Fourteen babies have been hospitalised in China suffering from kidney stones and unable to urinate after drinking a cut-price milk powder, state press reported Wednesday.
The infants, all aged below 11 months, shared symptoms including vomiting and were being treated in the same hospital in northwest China's Gansu province, Xinhua news agency reported.
''It was rare for babies to get kidney stones, let alone so many babies at the same time,'' the report quoted Zhang Wei, a doctor involved with the treatment, as saying.
The babies were all from remote farming regions and had all been fed the same brand of cheap milk powder, identified as the ''Sanlu'' brand, manufactured by a leading Chinese dairy products company, the report said.
The Sanlu Group has maintained that the product in question was produced by market pirates illegally using the group's brand name and has dispatched teams to independently investigate the Gansu incident, Xinhua said.

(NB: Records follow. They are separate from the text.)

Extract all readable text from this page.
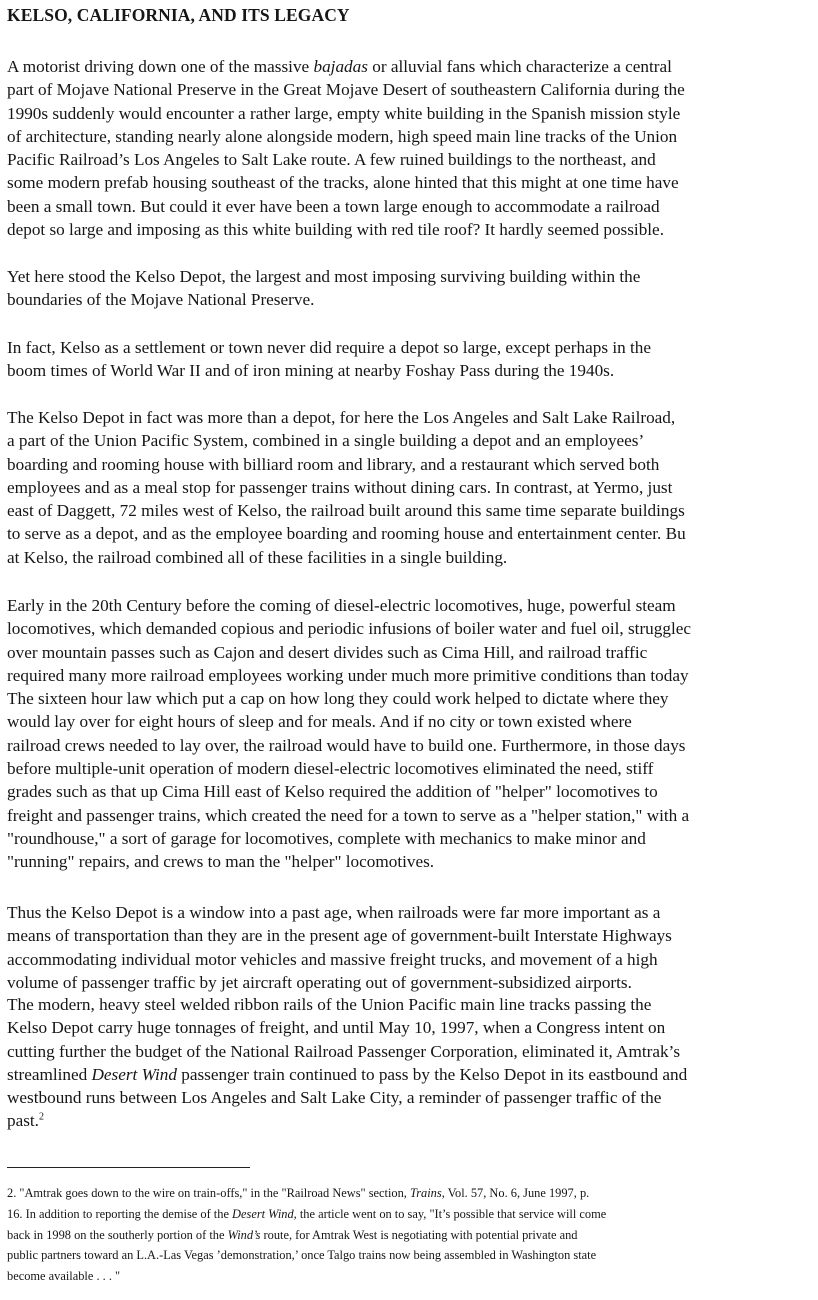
KELSO, CALIFORNIA, AND ITS LEGACY
A motorist driving down one of the massive bajadas or alluvial fans which characterize a central
part of Mojave National Preserve in the Great Mojave Desert of southeastern California during the
1990s suddenly would encounter a rather large, empty white building in the Spanish mission style
of architecture, standing nearly alone alongside modern, high speed main line tracks of the Union
Pacific Railroad’s Los Angeles to Salt Lake route. A few ruined buildings to the northeast, and
some modern prefab housing southeast of the tracks, alone hinted that this might at one time have
been a small town. But could it ever have been a town large enough to accommodate a railroad
depot so large and imposing as this white building with red tile roof? It hardly seemed possible.
Yet here stood the Kelso Depot, the largest and most imposing surviving building within the
boundaries of the Mojave National Preserve.
In fact, Kelso as a settlement or town never did require a depot so large, except perhaps in the
boom times of World War II and of iron mining at nearby Foshay Pass during the 1940s.
The Kelso Depot in fact was more than a depot, for here the Los Angeles and Salt Lake Railroad,
a part of the Union Pacific System, combined in a single building a depot and an employees’
boarding and rooming house with billiard room and library, and a restaurant which served both
employees and as a meal stop for passenger trains without dining cars. In contrast, at Yermo, just
east of Daggett, 72 miles west of Kelso, the railroad built around this same time separate buildings
to serve as a depot, and as the employee boarding and rooming house and entertainment center. Bu
at Kelso, the railroad combined all of these facilities in a single building.
Early in the 20th Century before the coming of diesel-electric locomotives, huge, powerful steam
locomotives, which demanded copious and periodic infusions of boiler water and fuel oil, strugglec
over mountain passes such as Cajon and desert divides such as Cima Hill, and railroad traffic
required many more railroad employees working under much more primitive conditions than today
The sixteen hour law which put a cap on how long they could work helped to dictate where they
would lay over for eight hours of sleep and for meals. And if no city or town existed where
railroad crews needed to lay over, the railroad would have to build one. Furthermore, in those days
before multiple-unit operation of modern diesel-electric locomotives eliminated the need, stiff
grades such as that up Cima Hill east of Kelso required the addition of "helper" locomotives to
freight and passenger trains, which created the need for a town to serve as a "helper station," with a
"roundhouse," a sort of garage for locomotives, complete with mechanics to make minor and
"running" repairs, and crews to man the "helper" locomotives.
Thus the Kelso Depot is a window into a past age, when railroads were far more important as a
means of transportation than they are in the present age of government-built Interstate Highways
accommodating individual motor vehicles and massive freight trucks, and movement of a high
volume of passenger traffic by jet aircraft operating out of government-subsidized airports.
The modern, heavy steel welded ribbon rails of the Union Pacific main line tracks passing the
Kelso Depot carry huge tonnages of freight, and until May 10, 1997, when a Congress intent on
cutting further the budget of the National Railroad Passenger Corporation, eliminated it, Amtrak’s
streamlined Desert Wind passenger train continued to pass by the Kelso Depot in its eastbound and
westbound runs between Los Angeles and Salt Lake City, a reminder of passenger traffic of the
past.$^2$
2. "Amtrak goes down to the wire on train-offs," in the "Railroad News" section, Trains, Vol. 57, No. 6, June 1997, p.
16. In addition to reporting the demise of the Desert Wind, the article went on to say, "It’s possible that service will come
back in 1998 on the southerly portion of the Wind’s route, for Amtrak West is negotiating with potential private and
public partners toward an L.A.-Las Vegas ’demonstration,’ once Talgo trains now being assembled in Washington state
become available . . . "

The provincial health bureau was also investigating the milk powder and any links to the Sanlu Group, it said.
Zhang said other babies could have also been sickened, but parents may have refrained from seeking help due to the high cost of medical treatment.
It is not the first time alleged substandard milk powders have been linked to health risks in China.
In 2004, 13 infants in eastern China's Anhui province died of nutritional deficiencies after being fed substandard milk powder, the report said.